I then had to be able to track how they were doing in order to get the desired result. Looking back, I realize that this was the first time I began to figure out the complexity of delegating, something I was reminded of during a conversation with my client, Joseph, when he asked for my help managing his staff.

As I explained to Joseph, delegating is not about abdicating responsibility or letting go. Delegating means you don’t actually have to do the work, but you do need to know what’s happening, when it’s happening (or not), and how to keep things going.

Here are four things to think about when delegating:

1.  Decide what you want to delegate.For a small business owner, this is a very difficult task. We tend to think that everything needs our touch when, in fact, it really only needs our oversight.

But doing all the work yourself doesn’t give your business any leverage. So your first task is to find things, even simple things, that you can release hands-on control. For example, you might start with delegating the purchase of printer ink for your office.

2.  Make a clear request.You might say, “Hey John, I’d like you to be in charge of printer ink for the office. Do you have a couple of minutes to talk about it?”

And then the conversation goes like this: “John, there seem to be two problems with printer ink in the office. One is that we’re always running out, and two; we’re spending a ton of money on it. Would you please make a list of all the printers in the office and find the most cost effective way for us to buy ink? Please also order two back-up cartridges for each printer and make sure we always have those extras in stock. If you can think of other ways to organize the ink or additional ways to save money, I’d love to hear them. How does that sound? And do you think you can have that finished by Thursday?” John asks questions and the two of you agree. Cool.

3.  Monitor Progress.This is the biggie. Remember that you’re the owner/manager. And even if you delegated to another manager, you’re still their manager. There are two ways to do this.

One is the “Oh no, we’re out of ink again. What happened?” method, which I don’t recommend.Instead try the proactive follow-up method, which works great every time. On Thursday, when the project has hit a milestone, if you don’t already have a meeting scheduled with John to check in, you might stop by his desk and ask, “John, have you had a chance to make a list of the printers yet?
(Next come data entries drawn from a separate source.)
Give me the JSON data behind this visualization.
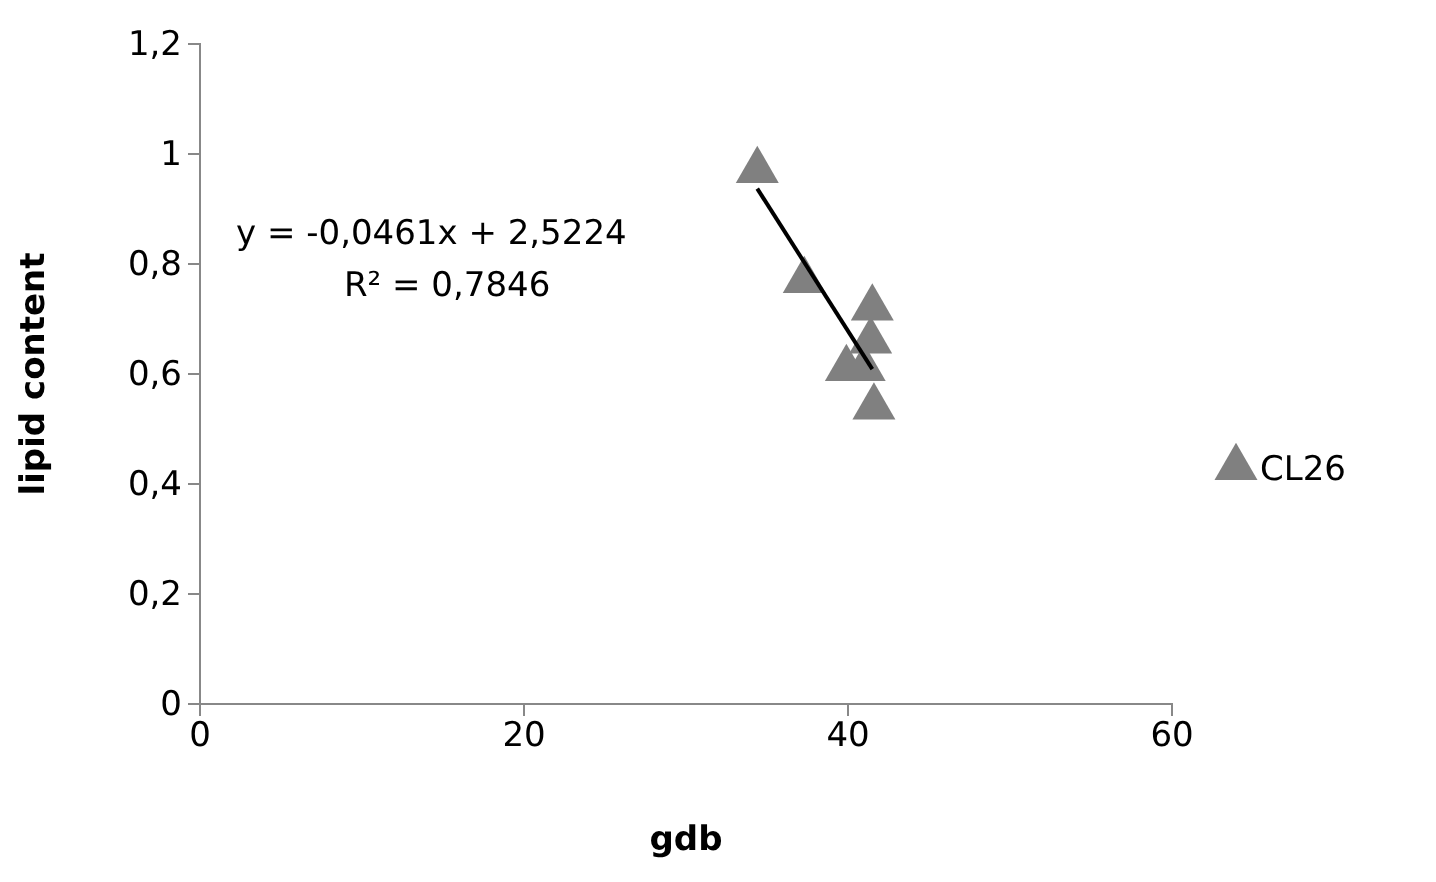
{
  "chart_data": {
    "type": "scatter",
    "xlabel": "gdb",
    "ylabel": "lipid content",
    "series": [
      {
        "name": "CL26",
        "color": "#808080",
        "marker": "triangle",
        "x": [
          34.4,
          37.3,
          41.5,
          41.4,
          39.9,
          41.0,
          41.6
        ],
        "values": [
          0.97,
          0.77,
          0.72,
          0.66,
          0.61,
          0.61,
          0.54
        ]
      },
      {
        "type": "line",
        "color": "#000000",
        "x": [
          34.4,
          41.5
        ],
        "values": [
          0.937,
          0.609
        ]
      }
    ],
    "annotations": [
      "y = -0,0461x + 2,5224",
      "R² = 0,7846"
    ],
    "xlim": [
      0,
      60
    ],
    "xticks": [
      0,
      20,
      40,
      60
    ],
    "ylim": [
      0,
      1.2
    ],
    "yticks": [
      0,
      {
        "value": 0.2,
        "label": "0,2"
      },
      {
        "value": 0.4,
        "label": "0,4"
      },
      {
        "value": 0.6,
        "label": "0,6"
      },
      {
        "value": 0.8,
        "label": "0,8"
      },
      1,
      {
        "value": 1.2,
        "label": "1,2"
      }
    ],
    "grid": false,
    "legend": "right"
  }
}
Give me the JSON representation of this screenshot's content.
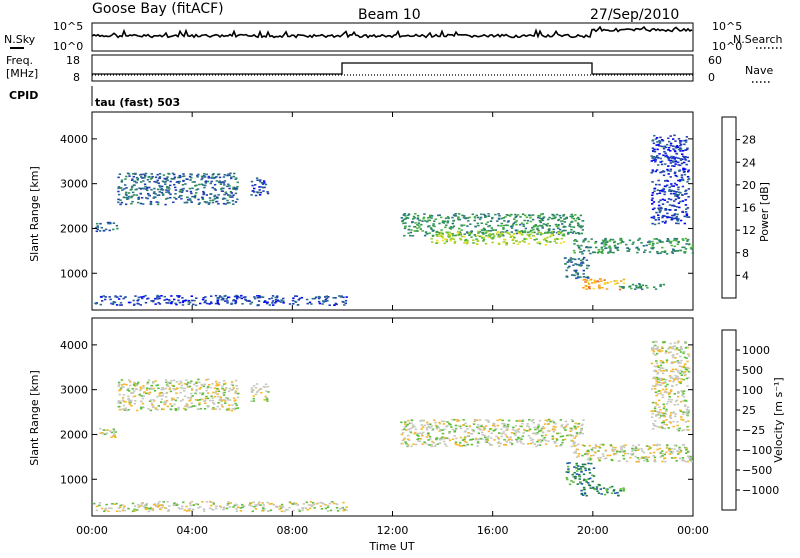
{
  "header": {
    "station": "Goose Bay (fitACF)",
    "beam": "Beam 10",
    "date": "27/Sep/2010"
  },
  "strip": {
    "nsky_label": "N.Sky",
    "nsearch_label": "N.Search",
    "freq_label_1": "Freq.",
    "freq_label_2": "[MHz]",
    "nave_label": "Nave",
    "cpid_label": "CPID",
    "cpid_value": "tau (fast) 503",
    "noise_ticks_left": [
      "10^5",
      "10^0"
    ],
    "noise_ticks_right": [
      "10^5",
      "10^0"
    ],
    "freq_ticks": [
      "18",
      "8"
    ],
    "nave_ticks": [
      "60",
      "0"
    ]
  },
  "chart_data": [
    {
      "type": "heatmap",
      "title": "",
      "xlabel": "Time UT",
      "ylabel": "Slant Range [km]",
      "x_ticks": [
        "00:00",
        "04:00",
        "08:00",
        "12:00",
        "16:00",
        "20:00",
        "00:00"
      ],
      "y_ticks": [
        1000,
        2000,
        3000,
        4000
      ],
      "ylim": [
        180,
        4600
      ],
      "xlim_hours": [
        0,
        24
      ],
      "colorbar": {
        "label": "Power [dB]",
        "ticks": [
          "28",
          "24",
          "20",
          "16",
          "12",
          "8",
          "4"
        ],
        "colors": [
          "#0000ff",
          "#1e3cb4",
          "#2a6e8c",
          "#2f8f5a",
          "#49b33c",
          "#9fcf2f",
          "#f2e029",
          "#f5a623",
          "#f26b1d",
          "#e8251a"
        ]
      },
      "regions": [
        {
          "t0": 0.0,
          "t1": 1.0,
          "r0": 1950,
          "r1": 2150,
          "level": 2
        },
        {
          "t0": 1.0,
          "t1": 5.8,
          "r0": 2550,
          "r1": 3250,
          "level": 2
        },
        {
          "t0": 6.3,
          "t1": 7.0,
          "r0": 2750,
          "r1": 3150,
          "level": 1
        },
        {
          "t0": 0.0,
          "t1": 10.2,
          "r0": 300,
          "r1": 520,
          "level": 1
        },
        {
          "t0": 12.3,
          "t1": 19.6,
          "r0": 1850,
          "r1": 2350,
          "level": 3
        },
        {
          "t0": 13.5,
          "t1": 18.8,
          "r0": 1650,
          "r1": 1950,
          "level": 5
        },
        {
          "t0": 19.2,
          "t1": 24.0,
          "r0": 1450,
          "r1": 1800,
          "level": 3
        },
        {
          "t0": 19.5,
          "t1": 21.2,
          "r0": 650,
          "r1": 900,
          "level": 7
        },
        {
          "t0": 21.0,
          "t1": 22.8,
          "r0": 650,
          "r1": 800,
          "level": 3
        },
        {
          "t0": 22.3,
          "t1": 23.8,
          "r0": 2100,
          "r1": 4100,
          "level": 1
        },
        {
          "t0": 18.8,
          "t1": 19.8,
          "r0": 900,
          "r1": 1400,
          "level": 2
        }
      ]
    },
    {
      "type": "heatmap",
      "title": "",
      "xlabel": "Time UT",
      "ylabel": "Slant Range [km]",
      "x_ticks": [
        "00:00",
        "04:00",
        "08:00",
        "12:00",
        "16:00",
        "20:00",
        "00:00"
      ],
      "y_ticks": [
        1000,
        2000,
        3000,
        4000
      ],
      "ylim": [
        180,
        4600
      ],
      "xlim_hours": [
        0,
        24
      ],
      "colorbar": {
        "label": "Velocity [m s⁻¹]",
        "ticks": [
          "1000",
          "500",
          "100",
          "25",
          "−25",
          "−100",
          "−500",
          "−1000"
        ],
        "colors": [
          "#0a1f8c",
          "#1a57a8",
          "#1f7d4a",
          "#5bbf3a",
          "#c8c8c0",
          "#f5b82d",
          "#f27a1d",
          "#e8251a"
        ]
      },
      "regions": [
        {
          "t0": 0.0,
          "t1": 1.0,
          "r0": 1950,
          "r1": 2150,
          "level": 4
        },
        {
          "t0": 1.0,
          "t1": 5.8,
          "r0": 2550,
          "r1": 3250,
          "level": 4
        },
        {
          "t0": 6.3,
          "t1": 7.0,
          "r0": 2750,
          "r1": 3150,
          "level": 4
        },
        {
          "t0": 0.0,
          "t1": 10.2,
          "r0": 300,
          "r1": 520,
          "level": 4
        },
        {
          "t0": 12.3,
          "t1": 19.6,
          "r0": 1750,
          "r1": 2350,
          "level": 4
        },
        {
          "t0": 19.2,
          "t1": 24.0,
          "r0": 1400,
          "r1": 1800,
          "level": 4
        },
        {
          "t0": 18.9,
          "t1": 20.0,
          "r0": 900,
          "r1": 1400,
          "level": 2
        },
        {
          "t0": 19.5,
          "t1": 21.2,
          "r0": 650,
          "r1": 900,
          "level": 2
        },
        {
          "t0": 22.3,
          "t1": 23.8,
          "r0": 2100,
          "r1": 4100,
          "level": 4
        }
      ]
    }
  ]
}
How’s that ink price research going?”

At this moment it’s important to be very clear about whether or not John is on track. If he isn’t, he needs to know what’s not working and, more importantly, why it’s not working and what he can do about it. You’ll want to make it clear to John that the deadline is his deadline, not yours. You’re simply monitoring progress.

4.  Acknowledge Completion.When the job is done well be generous and specific in your praise. “Printer ink is no longer a problem in the office, John. You’ve saved us valuable time by always having it available and you saved us $100 a month by finding a better source to buy from.”

And when it doesn’t go so well, that needs to be talked about too. “We have printer ink for all our printers now, John, but we’re still spending more than I’d like. Let’s talk about ways that we can lower the cost.”

Sometimes it seems faster to do things yourself, and it almost always is in the short term. But as a small business owner, you need to build a team that can grow with the needs of your company and support its expansion. For that to happen you need to take yourself out of the trenches and on to the conductor’s podium.

And by the way, if you run into Paul McCartney, please send him my apologies.